I tried to tell them the same 15 year old common knowledge in laymans terms and was jumped on by the peanut gallery. They told me if I kept posting nonsense that I would not last long. Thank you for posting what they should already know.
I mean, 1995 (the date of that study) isn't 15 years ago, it's 30. But anyway, what you said was:
Stumalump said:
The trick is this: Oil is full of addatives that do not last as long as the oil. The good news is that you can tell exactly when additives fail. The level drops fast over about 500 miles. Might be a 1/4 quart or a half. That is when the additives break down and turn to vapor.
And:
Stumpalump said:
When you see the small drop it’s a great indication that the oil in that particular application needs to be changed and that is usually about the same time the ZDDP, molly or other addative you may be specifically concerned about is gone as well. Find the drop zone or milage and that is when you change it. Ones I know and remember are mitsubishy V6 only lasting 3000 miles, newer dodge V6 last 4500-5500 Miles. V10 in Ford truck is at 4000 when you see the drop in level. New company car Pacifica runs 8 or 9000 before it drops. The fleet manager lets me change it at 10,000. Best is change it at that drop level or if you want to hack the life longer because you are on the run then it’s the only OK time to add STP, lucus oil stabilizer or other snake oil additive because they are loaded with the additives that burned off.
I actually agreed with you that phosphorous will deplete over time, as I'm sure you recall. Where you ran into some issues were the claims that:
- The additives turn to vapor
- A drop in oil level signalled that this had happened
- A drop in oil level indicates the oil needs to be changed
- Lucas or STP replenishes additives because they are "loaded with them"
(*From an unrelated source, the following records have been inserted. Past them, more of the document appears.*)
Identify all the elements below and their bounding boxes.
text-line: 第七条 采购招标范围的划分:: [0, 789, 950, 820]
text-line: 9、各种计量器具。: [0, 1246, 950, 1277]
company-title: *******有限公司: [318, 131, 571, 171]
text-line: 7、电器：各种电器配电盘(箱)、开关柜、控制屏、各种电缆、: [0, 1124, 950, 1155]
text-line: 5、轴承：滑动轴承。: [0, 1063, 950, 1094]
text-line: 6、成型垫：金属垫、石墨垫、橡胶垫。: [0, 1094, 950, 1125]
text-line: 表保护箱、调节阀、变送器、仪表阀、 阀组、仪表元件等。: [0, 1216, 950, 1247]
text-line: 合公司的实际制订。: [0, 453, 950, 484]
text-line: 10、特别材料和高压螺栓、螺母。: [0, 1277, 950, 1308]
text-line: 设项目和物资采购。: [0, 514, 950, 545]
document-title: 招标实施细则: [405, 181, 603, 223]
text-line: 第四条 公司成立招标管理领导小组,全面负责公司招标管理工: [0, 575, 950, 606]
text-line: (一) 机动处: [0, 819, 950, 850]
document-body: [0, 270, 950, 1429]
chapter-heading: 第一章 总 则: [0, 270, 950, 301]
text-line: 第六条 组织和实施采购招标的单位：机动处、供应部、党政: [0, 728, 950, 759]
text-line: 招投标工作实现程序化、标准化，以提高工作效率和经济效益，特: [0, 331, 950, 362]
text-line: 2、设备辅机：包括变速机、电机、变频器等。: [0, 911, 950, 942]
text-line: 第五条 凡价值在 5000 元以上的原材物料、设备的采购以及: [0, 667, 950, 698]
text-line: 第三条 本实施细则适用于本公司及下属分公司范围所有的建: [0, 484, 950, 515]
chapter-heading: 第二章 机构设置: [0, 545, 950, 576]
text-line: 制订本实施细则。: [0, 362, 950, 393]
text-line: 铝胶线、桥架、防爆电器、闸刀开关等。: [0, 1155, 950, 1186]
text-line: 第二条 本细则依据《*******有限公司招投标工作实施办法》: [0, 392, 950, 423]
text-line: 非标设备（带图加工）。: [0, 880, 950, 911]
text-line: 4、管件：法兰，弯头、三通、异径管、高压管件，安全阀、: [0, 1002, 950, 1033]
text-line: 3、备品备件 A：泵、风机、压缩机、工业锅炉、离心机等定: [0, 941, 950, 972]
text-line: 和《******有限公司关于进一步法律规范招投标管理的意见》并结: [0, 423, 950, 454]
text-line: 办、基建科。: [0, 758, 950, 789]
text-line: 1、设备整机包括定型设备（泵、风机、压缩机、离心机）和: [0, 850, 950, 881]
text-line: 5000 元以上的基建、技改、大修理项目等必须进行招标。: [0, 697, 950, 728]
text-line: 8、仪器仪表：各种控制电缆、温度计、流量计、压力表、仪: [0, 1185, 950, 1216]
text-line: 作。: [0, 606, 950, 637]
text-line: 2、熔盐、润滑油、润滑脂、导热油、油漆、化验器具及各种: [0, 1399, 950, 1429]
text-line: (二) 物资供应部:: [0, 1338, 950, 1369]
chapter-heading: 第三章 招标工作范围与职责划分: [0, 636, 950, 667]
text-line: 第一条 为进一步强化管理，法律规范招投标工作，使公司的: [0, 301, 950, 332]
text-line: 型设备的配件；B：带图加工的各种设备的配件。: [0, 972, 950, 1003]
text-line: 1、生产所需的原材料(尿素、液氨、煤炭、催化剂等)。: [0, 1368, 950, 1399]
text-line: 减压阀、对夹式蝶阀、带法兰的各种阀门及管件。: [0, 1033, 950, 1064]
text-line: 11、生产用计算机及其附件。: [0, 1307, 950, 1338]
There are many different types of ZDDP, which
@RDY4WAR I'm sure can expand on. There are several types of moly, as well as other FM compounds. Phosphorous retention (81% minimum), as noted, is covered in Sequence IIIHB, the details for which can be found here:
https://cdn.standards.iteh.ai/samples/106209/d8d3c805ead7450087a0c639db5a4268/ASTM-D8111-20.pdf
This is a 90hr test performed at high RPM and high load on a 3.6L Chrysler Pentastar engine. What 90hrs translates into in miles/km in your application will of course depend on the average speed of the vehicle. On my wife's truck, that's about 31km/h (lots of in-town driving) which in turn means ~2,800km.
Assuming (and the charts in the post you are quoting support this) a rather linear rate of decline, even if you had an oil that was crap and was right on the 81% threshold, that's 0.21% per hr, so to get to say 50% depletion, we are looking at ~240hrs, which, in the same application is ~7,400km.
Engines can consume oil for a wide variety of reasons. My old 5.4L drank 3L of AMSOIL SS 0W-30 between changes, but zero Mobil 1 AFE 0W-30
Do I think that's because the engine consumed 3L worth of additives with the AMSOIL? No, of course not.
Oils, and OE approvals, developed for extended drains, are going to have better phosphorous retention, AW and FM performance.
And then of course there's the fact that oil doesn't age in miles. This is why industrial applications use hours. This is why IOLM's use engine hours, load, temperature and many other parameters to determine OCI length. Mileage counters are dumb, because they don't in any way account for factors like the rate at which the vehicle was driven and the conditions under which it was operated.